Piłkarz bezpośrednio z murawy zabrany został do szpitala. Kibice długo i wielokrotnie skandowali jego nazwisko. Należał bowiem do wyróżniających się piłkarzy zespołu nie tylko w tym spotkaniu, ale i w ciągu całego sezonu ligowego.
Trener Wisły: „Na pewno są to złamania”
Po meczu trener wiślaków, Mariusz Jop, cytowany przez portal Interia, przekazał wstępne informacje dotyczące „skali zniszczeń” u kontuzjowanego podopiecznego.
- Jest w trakcie diagnostyki, tam na pewno są uszkodzenia kostne. Nie mamy jeszcze informacji o tym, jakie dokładnie kości zostały uszkodzone i jak mocno. Natomiast na pewno są to złamania – wyjaśnił opiekun Białej Gwiazdy.
Wcześniej, w końcówce 1. połowy, kontuzji doznał także Angel Baena. Zaś w końcówce spotkania przedwcześnie opuścić musiał murawę Marko Poletanović. W obu przypadkach, jak powiedział Jop, doszło do urazów mięśniowych.
Wisła będzie walczyć. „Te momenty nas scementują”
Wisła przegrała i kolejny – już czwarty z rzędu – sezon – spędzi na boiskach pierwszej ligi. „Nie sprostaliśmy zadaniu. Zrobiłem co w mojej mocy - lecz to było widocznie zdecydowanie za mało - pełna odpowiedzialność za wynik jest na moich barkach” – przekazał na platformie X właściciel Białej Gwiazdy, Jarosław Królewski.
Dramat Wisły Kraków!
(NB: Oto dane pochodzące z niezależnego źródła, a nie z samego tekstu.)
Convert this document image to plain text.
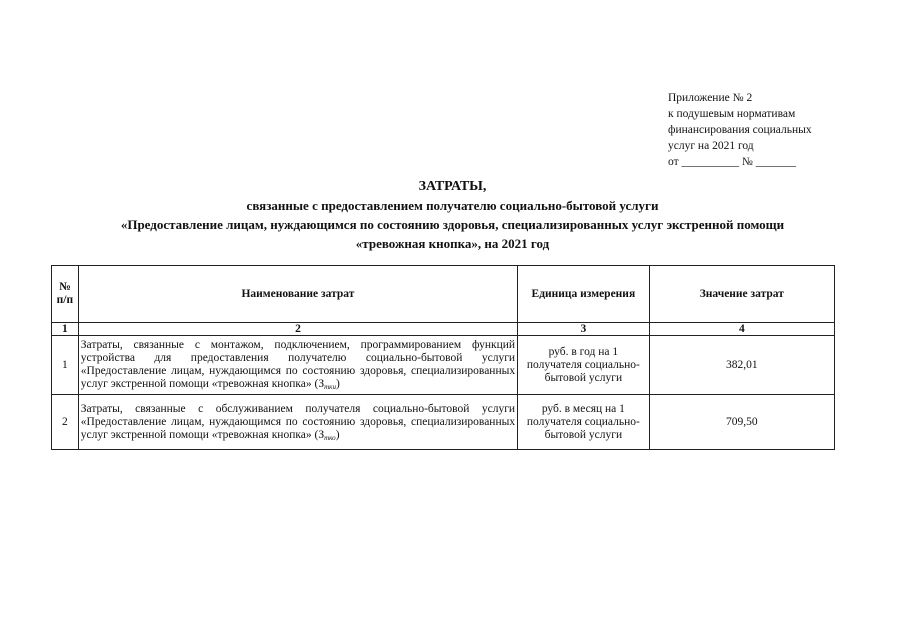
Приложение № 2
к подушевым нормативам
финансирования социальных
услуг на 2021 год
от __________ № _______
ЗАТРАТЫ,
связанные с предоставлением получателю социально-бытовой услуги
«Предоставление лицам, нуждающимся по состоянию здоровья, специализированных услуг экстренной помощи
«тревожная кнопка», на 2021 год
№ п/п	Наименование затрат	Единица измерения	Значение затрат
1	2	3	4
1	Затраты, связанные с монтажом, подключением, программированием функций устройства для предоставления получателю социально-бытовой услуги «Предоставление лицам, нуждающимся по состоянию здоровья, специализированных услуг экстренной помощи «тревожная кнопка» $(З_{тки})$	руб. в год на 1 получателя социально-бытовой услуги	382,01
2	Затраты, связанные с обслуживанием получателя социально-бытовой услуги «Предоставление лицам, нуждающимся по состоянию здоровья, специализированных услуг экстренной помощи «тревожная кнопка» $(З_{тко})$	руб. в месяц на 1 получателя социально-бытовой услуги	709,50
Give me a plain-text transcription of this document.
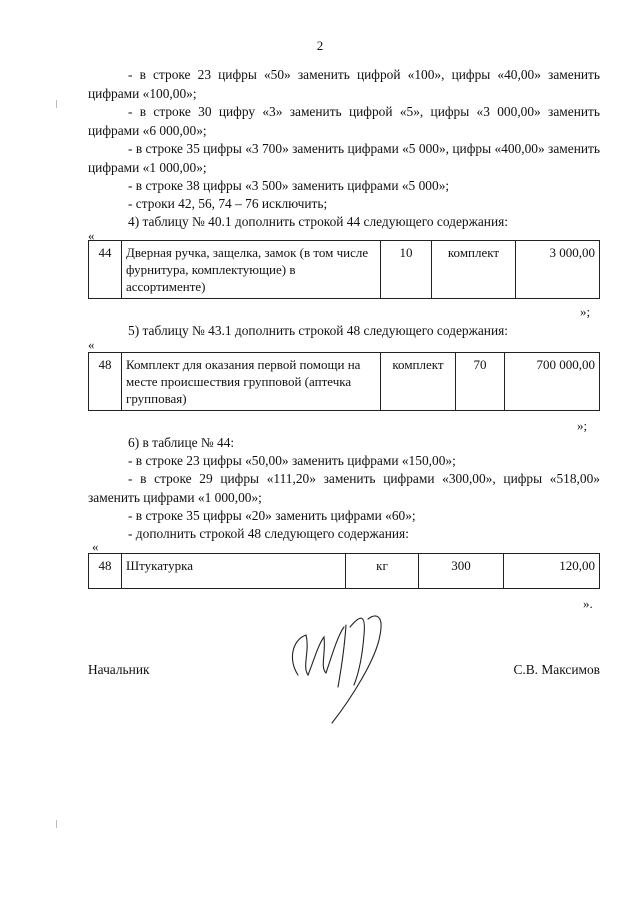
2
- в строке 23 цифры «50» заменить цифрой «100», цифры «40,00» заменить цифрами «100,00»;
- в строке 30 цифру «3» заменить цифрой «5», цифры «3 000,00» заменить цифрами «6 000,00»;
- в строке 35 цифры «3 700» заменить цифрами «5 000», цифры «400,00» заменить цифрами «1 000,00»;
- в строке 38 цифры «3 500» заменить цифрами «5 000»;
- строки 42, 56, 74 – 76 исключить;
4) таблицу № 40.1 дополнить строкой 44 следующего содержания:
«
44	Дверная ручка, защелка, замок (в том числе фурнитура, комплектующие) в ассортименте)	10	комплект	3 000,00
»;
5) таблицу № 43.1 дополнить строкой 48 следующего содержания:
«
48	Комплект для оказания первой помощи на месте происшествия групповой (аптечка групповая)	комплект	70	700 000,00
»;
6) в таблице № 44:
- в строке 23 цифры «50,00» заменить цифрами «150,00»;
- в строке 29 цифры «111,20» заменить цифрами «300,00», цифры «518,00» заменить цифрами «1 000,00»;
- в строке 35 цифры «20» заменить цифрами «60»;
- дополнить строкой 48 следующего содержания:
«
48	Штукатурка	кг	300	120,00
».
Начальник	С.В. Максимов
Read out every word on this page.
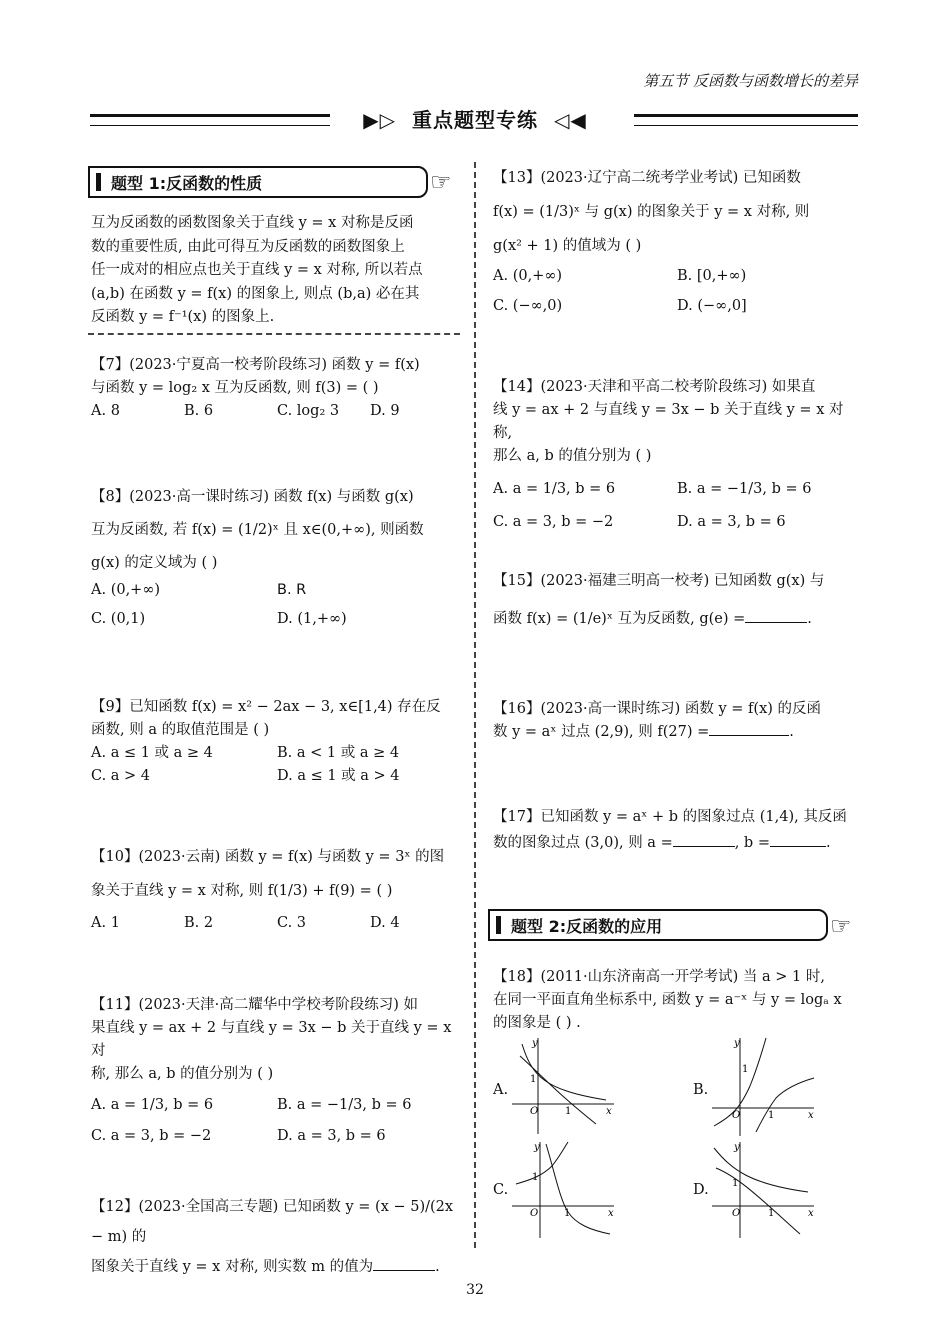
第五节 反函数与函数增长的差异
▶▷ 重点题型专练 ◁◀
题型 1:反函数的性质	☞
互为反函数的函数图象关于直线 y = x 对称是反函
数的重要性质, 由此可得互为反函数的函数图象上
任一成对的相应点也关于直线 y = x 对称, 所以若点
(a,b) 在函数 y = f(x) 的图象上, 则点 (b,a) 必在其
反函数 y = f⁻¹(x) 的图象上.
【7】(2023·宁夏高一校考阶段练习) 函数 y = f(x)
与函数 y = log₂ x 互为反函数, 则 f(3) = ( )
A. 8	B. 6	C. log₂ 3	D. 9
【8】(2023·高一课时练习) 函数 f(x) 与函数 g(x)
互为反函数, 若 f(x) = (1/2)ˣ 且 x∈(0,+∞), 则函数
g(x) 的定义域为 ( )
A. (0,+∞)	B. R
C. (0,1)	D. (1,+∞)
【9】已知函数 f(x) = x² − 2ax − 3, x∈[1,4) 存在反
函数, 则 a 的取值范围是 ( )
A. a ≤ 1 或 a ≥ 4	B. a < 1 或 a ≥ 4
C. a > 4	D. a ≤ 1 或 a > 4
【10】(2023·云南) 函数 y = f(x) 与函数 y = 3ˣ 的图
象关于直线 y = x 对称, 则 f(1/3) + f(9) = ( )
A. 1	B. 2	C. 3	D. 4
【11】(2023·天津·高二耀华中学校考阶段练习) 如
果直线 y = ax + 2 与直线 y = 3x − b 关于直线 y = x 对
称, 那么 a, b 的值分别为 ( )
A. a = 1/3, b = 6	B. a = −1/3, b = 6
C. a = 3, b = −2	D. a = 3, b = 6
【12】(2023·全国高三专题) 已知函数 y = (x − 5)/(2x − m) 的
图象关于直线 y = x 对称, 则实数 m 的值为	.
【13】(2023·辽宁高二统考学业考试) 已知函数
f(x) = (1/3)ˣ 与 g(x) 的图象关于 y = x 对称, 则
g(x² + 1) 的值域为 ( )
A. (0,+∞)	B. [0,+∞)
C. (−∞,0)	D. (−∞,0]
【14】(2023·天津和平高二校考阶段练习) 如果直
线 y = ax + 2 与直线 y = 3x − b 关于直线 y = x 对称,
那么 a, b 的值分别为 ( )
A. a = 1/3, b = 6	B. a = −1/3, b = 6
C. a = 3, b = −2	D. a = 3, b = 6
【15】(2023·福建三明高一校考) 已知函数 g(x) 与
函数 f(x) = (1/e)ˣ 互为反函数, g(e) =	.
【16】(2023·高一课时练习) 函数 y = f(x) 的反函
数 y = aˣ 过点 (2,9), 则 f(27) =	.
【17】已知函数 y = aˣ + b 的图象过点 (1,4), 其反函
数的图象过点 (3,0), 则 a =	, b =	.
题型 2:反函数的应用	☞
【18】(2011·山东济南高一开学考试) 当 a > 1 时,
在同一平面直角坐标系中, 函数 y = a⁻ˣ 与 y = logₐ x
的图象是 ( ) .
A.	B.
C.	D.
y
x
O
1
1
y
x
O
1
1
y
x
O
1
1
y
x
O
1
1
32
Miedź pogrzebała "Białą Gwiazdę". Koszmar przy Reymonta
I zadeklarował kolejną odsłonę walki o powrót do elity. „Niezależnie od tego, trudno obudzić we mnie uczucia zwątpienia. Mam na tyle siły, żeby pracować dalej lub/i umożliwić tą pracę innym. To był trudny sezon - ale zostawił nam w sercach sporo emocji i wyjątkowych momentów, które scementują nas na przyszłość” – dodał w swym wpisie.